The $options argument can be used to control the way the input is converted. The following options are available:
  • separator defines the character which separates columns in a row. By default, this is a comma (,).
  • header specifies if the input contains a header row. The default value is false.

Options can either be specified

  • as children of an <csv:options/> element; e.g.:
<csv:options>
  <csv:separator value=';'/>
  ...
</csv:options>
  • or as map, which contains all key/value pairs:
{ 'separator' : ';', ... }
Errors BXCS0001: the input cannot be converted.
BXCS0003: the specified separator must be a single character.

csv:serialize

Signatures csv:serialize($input as node(), $options as item()) as xs:string
Summary Serializes the node specified by $input as CSV data, and returns the result as xs:string.
XML documents can also be serialized as CSV if the Serialization Option method is set to csv.
The $options argument can be used to control the way the node is serialized. The following options are available:
  • separator defines the character which separates columns in a row. By default, this is a comma (,).
  • header specifies if the input element names are to be interpreted as header names. The default value is false.

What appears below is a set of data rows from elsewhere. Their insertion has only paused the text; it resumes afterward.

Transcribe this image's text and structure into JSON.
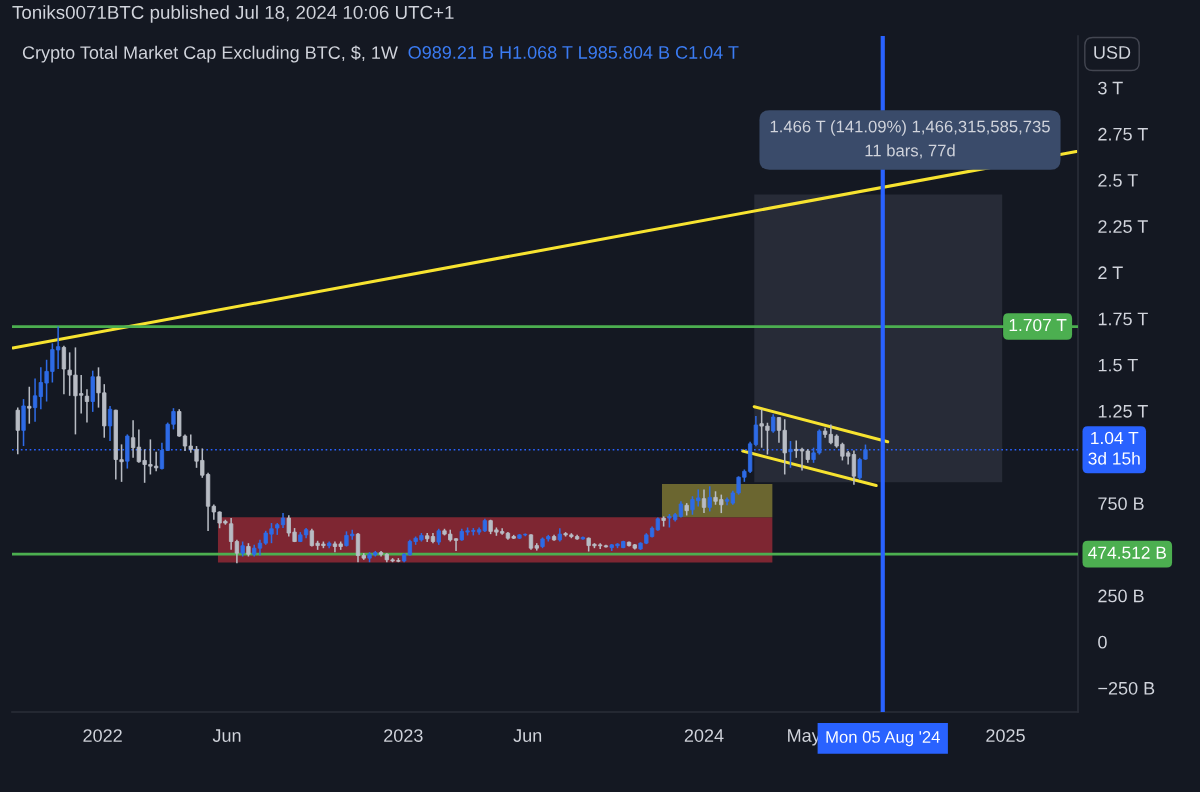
{
  "chart_data": {
    "type": "candlestick",
    "title": "Crypto Total Market Cap Excluding BTC, $, 1W",
    "subtitle": "O989.21 B H1.068 T L985.804 B C1.04 T",
    "annotations": [
      "Toniks0071BTC published Jul 18, 2024 10:06 UTC+1",
      "USD",
      "1.466 T (141.09%) 1,466,315,585,735\n11 bars, 77d"
    ],
    "xlim": [
      "2021-09-13",
      "2025-03-30"
    ],
    "xticks": [
      {
        "value": "2022-01-01",
        "label": "2022"
      },
      {
        "value": "2022-06-01",
        "label": "Jun"
      },
      {
        "value": "2023-01-01",
        "label": "2023"
      },
      {
        "value": "2023-06-01",
        "label": "Jun"
      },
      {
        "value": "2024-01-01",
        "label": "2024"
      },
      {
        "value": "2024-05-01",
        "label": "May"
      },
      {
        "value": "2025-01-01",
        "label": "2025"
      }
    ],
    "ylim": [
      -380000000000.0,
      3280000000000.0
    ],
    "yticks": [
      {
        "value": -250000000000.0,
        "label": "−250 B"
      },
      0,
      {
        "value": 250000000000.0,
        "label": "250 B"
      },
      {
        "value": 750000000000.0,
        "label": "750 B"
      },
      {
        "value": 1250000000000.0,
        "label": "1.25 T"
      },
      {
        "value": 1500000000000.0,
        "label": "1.5 T"
      },
      {
        "value": 1750000000000.0,
        "label": "1.75 T"
      },
      {
        "value": 2000000000000.0,
        "label": "2 T"
      },
      {
        "value": 2250000000000.0,
        "label": "2.25 T"
      },
      {
        "value": 2500000000000.0,
        "label": "2.5 T"
      },
      {
        "value": 2750000000000.0,
        "label": "2.75 T"
      },
      {
        "value": 3000000000000.0,
        "label": "3 T"
      }
    ],
    "ref_lines": [
      {
        "axis": "y",
        "value": 1707000000000.0,
        "label": "1.707 T",
        "color": "#4caf50"
      },
      {
        "axis": "y",
        "value": 474512000000.0,
        "label": "474.512 B",
        "color": "#4caf50"
      },
      {
        "axis": "y",
        "value": 1040000000000.0,
        "label": "1.04 T\n3d 15h",
        "color": "#2962ff",
        "line_style": "dotted"
      },
      {
        "axis": "x",
        "value": "2024-08-05",
        "label": "Mon 05 Aug '24",
        "color": "#2962ff"
      }
    ],
    "x": [
      "2021-09-20",
      "2021-09-27",
      "2021-10-04",
      "2021-10-11",
      "2021-10-18",
      "2021-10-25",
      "2021-11-01",
      "2021-11-08",
      "2021-11-15",
      "2021-11-22",
      "2021-11-29",
      "2021-12-06",
      "2021-12-13",
      "2021-12-20",
      "2021-12-27",
      "2022-01-03",
      "2022-01-10",
      "2022-01-17",
      "2022-01-24",
      "2022-01-31",
      "2022-02-07",
      "2022-02-14",
      "2022-02-21",
      "2022-02-28",
      "2022-03-07",
      "2022-03-14",
      "2022-03-21",
      "2022-03-28",
      "2022-04-04",
      "2022-04-11",
      "2022-04-18",
      "2022-04-25",
      "2022-05-02",
      "2022-05-09",
      "2022-05-16",
      "2022-05-23",
      "2022-05-30",
      "2022-06-06",
      "2022-06-13",
      "2022-06-20",
      "2022-06-27",
      "2022-07-04",
      "2022-07-11",
      "2022-07-18",
      "2022-07-25",
      "2022-08-01",
      "2022-08-08",
      "2022-08-15",
      "2022-08-22",
      "2022-08-29",
      "2022-09-05",
      "2022-09-12",
      "2022-09-19",
      "2022-09-26",
      "2022-10-03",
      "2022-10-10",
      "2022-10-17",
      "2022-10-24",
      "2022-10-31",
      "2022-11-07",
      "2022-11-14",
      "2022-11-21",
      "2022-11-28",
      "2022-12-05",
      "2022-12-12",
      "2022-12-19",
      "2022-12-26",
      "2023-01-02",
      "2023-01-09",
      "2023-01-16",
      "2023-01-23",
      "2023-01-30",
      "2023-02-06",
      "2023-02-13",
      "2023-02-20",
      "2023-02-27",
      "2023-03-06",
      "2023-03-13",
      "2023-03-20",
      "2023-03-27",
      "2023-04-03",
      "2023-04-10",
      "2023-04-17",
      "2023-04-24",
      "2023-05-01",
      "2023-05-08",
      "2023-05-15",
      "2023-05-22",
      "2023-05-29",
      "2023-06-05",
      "2023-06-12",
      "2023-06-19",
      "2023-06-26",
      "2023-07-03",
      "2023-07-10",
      "2023-07-17",
      "2023-07-24",
      "2023-07-31",
      "2023-08-07",
      "2023-08-14",
      "2023-08-21",
      "2023-08-28",
      "2023-09-04",
      "2023-09-11",
      "2023-09-18",
      "2023-09-25",
      "2023-10-02",
      "2023-10-09",
      "2023-10-16",
      "2023-10-23",
      "2023-10-30",
      "2023-11-06",
      "2023-11-13",
      "2023-11-20",
      "2023-11-27",
      "2023-12-04",
      "2023-12-11",
      "2023-12-18",
      "2023-12-25",
      "2024-01-01",
      "2024-01-08",
      "2024-01-15",
      "2024-01-22",
      "2024-01-29",
      "2024-02-05",
      "2024-02-12",
      "2024-02-19",
      "2024-02-26",
      "2024-03-04",
      "2024-03-11",
      "2024-03-18",
      "2024-03-25",
      "2024-04-01",
      "2024-04-08",
      "2024-04-15",
      "2024-04-22",
      "2024-04-29",
      "2024-05-06",
      "2024-05-13",
      "2024-05-20",
      "2024-05-27",
      "2024-06-03",
      "2024-06-10",
      "2024-06-17",
      "2024-06-24",
      "2024-07-01",
      "2024-07-08",
      "2024-07-15"
    ],
    "ohlc": [
      [
        1254000000000.0,
        1268000000000.0,
        1015000000000.0,
        1145000000000.0
      ],
      [
        1145000000000.0,
        1314000000000.0,
        1060000000000.0,
        1277000000000.0
      ],
      [
        1275000000000.0,
        1381000000000.0,
        1181000000000.0,
        1265000000000.0
      ],
      [
        1268000000000.0,
        1426000000000.0,
        1192000000000.0,
        1332000000000.0
      ],
      [
        1328000000000.0,
        1486000000000.0,
        1259000000000.0,
        1404000000000.0
      ],
      [
        1401000000000.0,
        1527000000000.0,
        1301000000000.0,
        1464000000000.0
      ],
      [
        1464000000000.0,
        1616000000000.0,
        1404000000000.0,
        1582000000000.0
      ],
      [
        1580000000000.0,
        1707000000000.0,
        1477000000000.0,
        1598000000000.0
      ],
      [
        1594000000000.0,
        1603000000000.0,
        1341000000000.0,
        1477000000000.0
      ],
      [
        1471000000000.0,
        1567000000000.0,
        1332000000000.0,
        1444000000000.0
      ],
      [
        1444000000000.0,
        1594000000000.0,
        1123000000000.0,
        1332000000000.0
      ],
      [
        1344000000000.0,
        1444000000000.0,
        1236000000000.0,
        1335000000000.0
      ],
      [
        1330000000000.0,
        1368000000000.0,
        1187000000000.0,
        1301000000000.0
      ],
      [
        1301000000000.0,
        1468000000000.0,
        1245000000000.0,
        1435000000000.0
      ],
      [
        1435000000000.0,
        1486000000000.0,
        1268000000000.0,
        1348000000000.0
      ],
      [
        1348000000000.0,
        1395000000000.0,
        1105000000000.0,
        1169000000000.0
      ],
      [
        1169000000000.0,
        1277000000000.0,
        1087000000000.0,
        1259000000000.0
      ],
      [
        1254000000000.0,
        1256000000000.0,
        879000000000.0,
        987000000000.0
      ],
      [
        986000000000.0,
        1069000000000.0,
        866000000000.0,
        975000000000.0
      ],
      [
        978000000000.0,
        1123000000000.0,
        938000000000.0,
        1114000000000.0
      ],
      [
        1105000000000.0,
        1199000000000.0,
        996000000000.0,
        1051000000000.0
      ],
      [
        1054000000000.0,
        1150000000000.0,
        969000000000.0,
        975000000000.0
      ],
      [
        982000000000.0,
        1042000000000.0,
        861000000000.0,
        960000000000.0
      ],
      [
        960000000000.0,
        1096000000000.0,
        906000000000.0,
        951000000000.0
      ],
      [
        951000000000.0,
        1029000000000.0,
        924000000000.0,
        942000000000.0
      ],
      [
        938000000000.0,
        1078000000000.0,
        933000000000.0,
        1036000000000.0
      ],
      [
        1036000000000.0,
        1187000000000.0,
        1033000000000.0,
        1178000000000.0
      ],
      [
        1178000000000.0,
        1265000000000.0,
        1150000000000.0,
        1247000000000.0
      ],
      [
        1247000000000.0,
        1259000000000.0,
        1110000000000.0,
        1114000000000.0
      ],
      [
        1114000000000.0,
        1123000000000.0,
        1033000000000.0,
        1060000000000.0
      ],
      [
        1060000000000.0,
        1123000000000.0,
        1024000000000.0,
        1042000000000.0
      ],
      [
        1042000000000.0,
        1060000000000.0,
        942000000000.0,
        978000000000.0
      ],
      [
        982000000000.0,
        1047000000000.0,
        888000000000.0,
        902000000000.0
      ],
      [
        906000000000.0,
        915000000000.0,
        600000000000.0,
        734000000000.0
      ],
      [
        734000000000.0,
        743000000000.0,
        661000000000.0,
        703000000000.0
      ],
      [
        703000000000.0,
        706000000000.0,
        615000000000.0,
        643000000000.0
      ],
      [
        652000000000.0,
        661000000000.0,
        634000000000.0,
        643000000000.0
      ],
      [
        639000000000.0,
        670000000000.0,
        498000000000.0,
        543000000000.0
      ],
      [
        543000000000.0,
        552000000000.0,
        425000000000.0,
        480000000000.0
      ],
      [
        480000000000.0,
        543000000000.0,
        462000000000.0,
        520000000000.0
      ],
      [
        516000000000.0,
        534000000000.0,
        462000000000.0,
        474000000000.0
      ],
      [
        474000000000.0,
        525000000000.0,
        462000000000.0,
        507000000000.0
      ],
      [
        507000000000.0,
        552000000000.0,
        467000000000.0,
        534000000000.0
      ],
      [
        534000000000.0,
        601000000000.0,
        525000000000.0,
        589000000000.0
      ],
      [
        583000000000.0,
        643000000000.0,
        534000000000.0,
        612000000000.0
      ],
      [
        616000000000.0,
        643000000000.0,
        579000000000.0,
        634000000000.0
      ],
      [
        634000000000.0,
        697000000000.0,
        616000000000.0,
        670000000000.0
      ],
      [
        670000000000.0,
        685000000000.0,
        570000000000.0,
        589000000000.0
      ],
      [
        594000000000.0,
        616000000000.0,
        540000000000.0,
        543000000000.0
      ],
      [
        543000000000.0,
        594000000000.0,
        540000000000.0,
        579000000000.0
      ],
      [
        579000000000.0,
        616000000000.0,
        561000000000.0,
        607000000000.0
      ],
      [
        601000000000.0,
        612000000000.0,
        516000000000.0,
        521000000000.0
      ],
      [
        534000000000.0,
        547000000000.0,
        498000000000.0,
        521000000000.0
      ],
      [
        529000000000.0,
        543000000000.0,
        507000000000.0,
        521000000000.0
      ],
      [
        520000000000.0,
        543000000000.0,
        507000000000.0,
        534000000000.0
      ],
      [
        530000000000.0,
        543000000000.0,
        485000000000.0,
        516000000000.0
      ],
      [
        530000000000.0,
        543000000000.0,
        498000000000.0,
        516000000000.0
      ],
      [
        521000000000.0,
        598000000000.0,
        516000000000.0,
        576000000000.0
      ],
      [
        574000000000.0,
        607000000000.0,
        552000000000.0,
        583000000000.0
      ],
      [
        583000000000.0,
        589000000000.0,
        431000000000.0,
        467000000000.0
      ],
      [
        467000000000.0,
        480000000000.0,
        444000000000.0,
        453000000000.0
      ],
      [
        453000000000.0,
        485000000000.0,
        431000000000.0,
        474000000000.0
      ],
      [
        471000000000.0,
        492000000000.0,
        462000000000.0,
        483000000000.0
      ],
      [
        483000000000.0,
        492000000000.0,
        462000000000.0,
        474000000000.0
      ],
      [
        474000000000.0,
        480000000000.0,
        431000000000.0,
        444000000000.0
      ],
      [
        444000000000.0,
        453000000000.0,
        431000000000.0,
        438000000000.0
      ],
      [
        440000000000.0,
        453000000000.0,
        431000000000.0,
        436000000000.0
      ],
      [
        438000000000.0,
        480000000000.0,
        431000000000.0,
        474000000000.0
      ],
      [
        471000000000.0,
        552000000000.0,
        467000000000.0,
        543000000000.0
      ],
      [
        543000000000.0,
        570000000000.0,
        525000000000.0,
        561000000000.0
      ],
      [
        552000000000.0,
        589000000000.0,
        543000000000.0,
        576000000000.0
      ],
      [
        574000000000.0,
        589000000000.0,
        540000000000.0,
        558000000000.0
      ],
      [
        570000000000.0,
        589000000000.0,
        534000000000.0,
        543000000000.0
      ],
      [
        540000000000.0,
        612000000000.0,
        525000000000.0,
        601000000000.0
      ],
      [
        601000000000.0,
        612000000000.0,
        576000000000.0,
        583000000000.0
      ],
      [
        583000000000.0,
        607000000000.0,
        543000000000.0,
        552000000000.0
      ],
      [
        558000000000.0,
        561000000000.0,
        492000000000.0,
        549000000000.0
      ],
      [
        552000000000.0,
        612000000000.0,
        547000000000.0,
        598000000000.0
      ],
      [
        594000000000.0,
        619000000000.0,
        576000000000.0,
        601000000000.0
      ],
      [
        598000000000.0,
        616000000000.0,
        576000000000.0,
        603000000000.0
      ],
      [
        594000000000.0,
        619000000000.0,
        579000000000.0,
        607000000000.0
      ],
      [
        601000000000.0,
        666000000000.0,
        594000000000.0,
        656000000000.0
      ],
      [
        656000000000.0,
        661000000000.0,
        583000000000.0,
        598000000000.0
      ],
      [
        606000000000.0,
        619000000000.0,
        574000000000.0,
        594000000000.0
      ],
      [
        597000000000.0,
        615000000000.0,
        579000000000.0,
        588000000000.0
      ],
      [
        588000000000.0,
        594000000000.0,
        552000000000.0,
        561000000000.0
      ],
      [
        570000000000.0,
        579000000000.0,
        557000000000.0,
        561000000000.0
      ],
      [
        561000000000.0,
        583000000000.0,
        557000000000.0,
        579000000000.0
      ],
      [
        579000000000.0,
        586000000000.0,
        572000000000.0,
        582000000000.0
      ],
      [
        579000000000.0,
        583000000000.0,
        498000000000.0,
        507000000000.0
      ],
      [
        521000000000.0,
        534000000000.0,
        494000000000.0,
        507000000000.0
      ],
      [
        516000000000.0,
        565000000000.0,
        507000000000.0,
        557000000000.0
      ],
      [
        557000000000.0,
        579000000000.0,
        543000000000.0,
        570000000000.0
      ],
      [
        570000000000.0,
        579000000000.0,
        547000000000.0,
        552000000000.0
      ],
      [
        552000000000.0,
        615000000000.0,
        543000000000.0,
        583000000000.0
      ],
      [
        586000000000.0,
        594000000000.0,
        570000000000.0,
        579000000000.0
      ],
      [
        579000000000.0,
        588000000000.0,
        561000000000.0,
        570000000000.0
      ],
      [
        570000000000.0,
        579000000000.0,
        552000000000.0,
        557000000000.0
      ],
      [
        557000000000.0,
        570000000000.0,
        552000000000.0,
        565000000000.0
      ],
      [
        561000000000.0,
        565000000000.0,
        489000000000.0,
        521000000000.0
      ],
      [
        528000000000.0,
        534000000000.0,
        507000000000.0,
        520000000000.0
      ],
      [
        525000000000.0,
        534000000000.0,
        503000000000.0,
        520000000000.0
      ],
      [
        520000000000.0,
        525000000000.0,
        510000000000.0,
        514000000000.0
      ],
      [
        510000000000.0,
        529000000000.0,
        492000000000.0,
        525000000000.0
      ],
      [
        520000000000.0,
        534000000000.0,
        507000000000.0,
        529000000000.0
      ],
      [
        510000000000.0,
        547000000000.0,
        507000000000.0,
        543000000000.0
      ],
      [
        539000000000.0,
        543000000000.0,
        516000000000.0,
        521000000000.0
      ],
      [
        525000000000.0,
        529000000000.0,
        500000000000.0,
        507000000000.0
      ],
      [
        503000000000.0,
        539000000000.0,
        498000000000.0,
        534000000000.0
      ],
      [
        534000000000.0,
        588000000000.0,
        529000000000.0,
        579000000000.0
      ],
      [
        570000000000.0,
        624000000000.0,
        565000000000.0,
        615000000000.0
      ],
      [
        606000000000.0,
        673000000000.0,
        601000000000.0,
        666000000000.0
      ],
      [
        670000000000.0,
        679000000000.0,
        624000000000.0,
        657000000000.0
      ],
      [
        670000000000.0,
        692000000000.0,
        619000000000.0,
        679000000000.0
      ],
      [
        661000000000.0,
        697000000000.0,
        652000000000.0,
        688000000000.0
      ],
      [
        679000000000.0,
        761000000000.0,
        673000000000.0,
        746000000000.0
      ],
      [
        739000000000.0,
        751000000000.0,
        684000000000.0,
        710000000000.0
      ],
      [
        715000000000.0,
        788000000000.0,
        688000000000.0,
        770000000000.0
      ],
      [
        764000000000.0,
        824000000000.0,
        733000000000.0,
        779000000000.0
      ],
      [
        775000000000.0,
        824000000000.0,
        697000000000.0,
        728000000000.0
      ],
      [
        728000000000.0,
        842000000000.0,
        706000000000.0,
        782000000000.0
      ],
      [
        782000000000.0,
        815000000000.0,
        742000000000.0,
        761000000000.0
      ],
      [
        770000000000.0,
        797000000000.0,
        697000000000.0,
        742000000000.0
      ],
      [
        761000000000.0,
        782000000000.0,
        739000000000.0,
        770000000000.0
      ],
      [
        751000000000.0,
        818000000000.0,
        742000000000.0,
        806000000000.0
      ],
      [
        806000000000.0,
        896000000000.0,
        797000000000.0,
        891000000000.0
      ],
      [
        891000000000.0,
        933000000000.0,
        866000000000.0,
        923000000000.0
      ],
      [
        923000000000.0,
        1083000000000.0,
        914000000000.0,
        1072000000000.0
      ],
      [
        1068000000000.0,
        1222000000000.0,
        1059000000000.0,
        1174000000000.0
      ],
      [
        1181000000000.0,
        1259000000000.0,
        1051000000000.0,
        1168000000000.0
      ],
      [
        1168000000000.0,
        1186000000000.0,
        1014000000000.0,
        1145000000000.0
      ],
      [
        1141000000000.0,
        1232000000000.0,
        1132000000000.0,
        1217000000000.0
      ],
      [
        1214000000000.0,
        1217000000000.0,
        1078000000000.0,
        1145000000000.0
      ],
      [
        1145000000000.0,
        1205000000000.0,
        906000000000.0,
        1023000000000.0
      ],
      [
        1029000000000.0,
        1087000000000.0,
        942000000000.0,
        1042000000000.0
      ],
      [
        1042000000000.0,
        1090000000000.0,
        996000000000.0,
        1035000000000.0
      ],
      [
        1042000000000.0,
        1051000000000.0,
        927000000000.0,
        1033000000000.0
      ],
      [
        1033000000000.0,
        1042000000000.0,
        969000000000.0,
        987000000000.0
      ],
      [
        987000000000.0,
        1051000000000.0,
        969000000000.0,
        1023000000000.0
      ],
      [
        1023000000000.0,
        1150000000000.0,
        1014000000000.0,
        1141000000000.0
      ],
      [
        1141000000000.0,
        1159000000000.0,
        1105000000000.0,
        1123000000000.0
      ],
      [
        1123000000000.0,
        1177000000000.0,
        1069000000000.0,
        1078000000000.0
      ],
      [
        1114000000000.0,
        1123000000000.0,
        1051000000000.0,
        1060000000000.0
      ],
      [
        1069000000000.0,
        1078000000000.0,
        982000000000.0,
        1005000000000.0
      ],
      [
        1023000000000.0,
        1033000000000.0,
        960000000000.0,
        1005000000000.0
      ],
      [
        1014000000000.0,
        1036000000000.0,
        851000000000.0,
        897000000000.0
      ],
      [
        888000000000.0,
        996000000000.0,
        878000000000.0,
        987000000000.0
      ],
      [
        989210000000.0,
        1068000000000.0,
        985804000000.0,
        1040000000000.0
      ]
    ],
    "colors": [
      "#b8bcc4",
      "#2e6be6",
      "#b8bcc4",
      "#2e6be6",
      "#2e6be6",
      "#2e6be6",
      "#2e6be6",
      "#2e6be6",
      "#b8bcc4",
      "#b8bcc4",
      "#b8bcc4",
      "#b8bcc4",
      "#b8bcc4",
      "#2e6be6",
      "#b8bcc4",
      "#b8bcc4",
      "#2e6be6",
      "#b8bcc4",
      "#b8bcc4",
      "#2e6be6",
      "#b8bcc4",
      "#b8bcc4",
      "#b8bcc4",
      "#b8bcc4",
      "#b8bcc4",
      "#2e6be6",
      "#2e6be6",
      "#2e6be6",
      "#b8bcc4",
      "#b8bcc4",
      "#b8bcc4",
      "#b8bcc4",
      "#b8bcc4",
      "#b8bcc4",
      "#b8bcc4",
      "#b8bcc4",
      "#b8bcc4",
      "#b8bcc4",
      "#b8bcc4",
      "#2e6be6",
      "#b8bcc4",
      "#2e6be6",
      "#2e6be6",
      "#2e6be6",
      "#2e6be6",
      "#2e6be6",
      "#2e6be6",
      "#b8bcc4",
      "#b8bcc4",
      "#2e6be6",
      "#2e6be6",
      "#b8bcc4",
      "#b8bcc4",
      "#b8bcc4",
      "#2e6be6",
      "#b8bcc4",
      "#b8bcc4",
      "#2e6be6",
      "#2e6be6",
      "#b8bcc4",
      "#b8bcc4",
      "#2e6be6",
      "#2e6be6",
      "#b8bcc4",
      "#b8bcc4",
      "#b8bcc4",
      "#b8bcc4",
      "#2e6be6",
      "#2e6be6",
      "#2e6be6",
      "#2e6be6",
      "#b8bcc4",
      "#b8bcc4",
      "#2e6be6",
      "#b8bcc4",
      "#b8bcc4",
      "#b8bcc4",
      "#2e6be6",
      "#2e6be6",
      "#2e6be6",
      "#2e6be6",
      "#2e6be6",
      "#b8bcc4",
      "#b8bcc4",
      "#b8bcc4",
      "#b8bcc4",
      "#b8bcc4",
      "#2e6be6",
      "#2e6be6",
      "#b8bcc4",
      "#b8bcc4",
      "#2e6be6",
      "#2e6be6",
      "#b8bcc4",
      "#2e6be6",
      "#b8bcc4",
      "#b8bcc4",
      "#b8bcc4",
      "#2e6be6",
      "#b8bcc4",
      "#b8bcc4",
      "#b8bcc4",
      "#b8bcc4",
      "#2e6be6",
      "#2e6be6",
      "#2e6be6",
      "#b8bcc4",
      "#b8bcc4",
      "#2e6be6",
      "#2e6be6",
      "#2e6be6",
      "#2e6be6",
      "#b8bcc4",
      "#2e6be6",
      "#2e6be6",
      "#2e6be6",
      "#b8bcc4",
      "#2e6be6",
      "#2e6be6",
      "#b8bcc4",
      "#2e6be6",
      "#b8bcc4",
      "#b8bcc4",
      "#2e6be6",
      "#2e6be6",
      "#2e6be6",
      "#2e6be6",
      "#2e6be6",
      "#2e6be6",
      "#b8bcc4",
      "#b8bcc4",
      "#2e6be6",
      "#b8bcc4",
      "#b8bcc4",
      "#2e6be6",
      "#b8bcc4",
      "#b8bcc4",
      "#b8bcc4",
      "#2e6be6",
      "#2e6be6",
      "#b8bcc4",
      "#b8bcc4",
      "#b8bcc4",
      "#b8bcc4",
      "#b8bcc4",
      "#b8bcc4",
      "#2e6be6",
      "#2e6be6"
    ],
    "series": [
      {
        "type": "line",
        "x": [
          "2022-05-21",
          "2024-03-24"
        ],
        "values": [
          null,
          null
        ],
        "lower": [
          429000000000.0,
          429000000000.0
        ],
        "upper": [
          674000000000.0,
          674000000000.0
        ],
        "color": "#7e2632"
      },
      {
        "type": "line",
        "x": [
          "2023-11-11",
          "2024-03-24"
        ],
        "values": [
          null,
          null
        ],
        "lower": [
          674000000000.0,
          674000000000.0
        ],
        "upper": [
          855000000000.0,
          855000000000.0
        ],
        "color": "#6b6630"
      },
      {
        "type": "line",
        "x": [
          "2024-03-02",
          "2024-12-28"
        ],
        "values": [
          null,
          null
        ],
        "lower": [
          864000000000.0,
          864000000000.0
        ],
        "upper": [
          2422000000000.0,
          2422000000000.0
        ],
        "color": "#272b37"
      },
      {
        "type": "line",
        "x": [
          "2021-09-14",
          "2025-03-28"
        ],
        "values": [
          1591000000000.0,
          2654000000000.0
        ],
        "color": "#f7e330"
      },
      {
        "type": "line",
        "x": [
          "2024-03-02",
          "2024-08-11"
        ],
        "values": [
          1273000000000.0,
          1083000000000.0
        ],
        "color": "#f7e330"
      },
      {
        "type": "line",
        "x": [
          "2024-02-17",
          "2024-07-28"
        ],
        "values": [
          1033000000000.0,
          846000000000.0
        ],
        "color": "#f7e330"
      }
    ]
  }
}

Options can either be specified

  • as children of an <csv:options/> element; e.g.:
<csv:options>
  <csv:separator value=';'/>
  ...
</csv:options>
  • or as map, which contains all key/value pairs:
{ 'separator' : ';', ... }
Errors BXCS0002: the input cannot be serialized.
BXCS0003: the specified separator must be a single character.

Errors

Code Description
BXCS0001 The input cannot be converted.
BXCS0002 The node cannot be serialized.
BXCS0001 The specified separator must be a single character.

Changelog

The module was introduced with Version 7.7.2.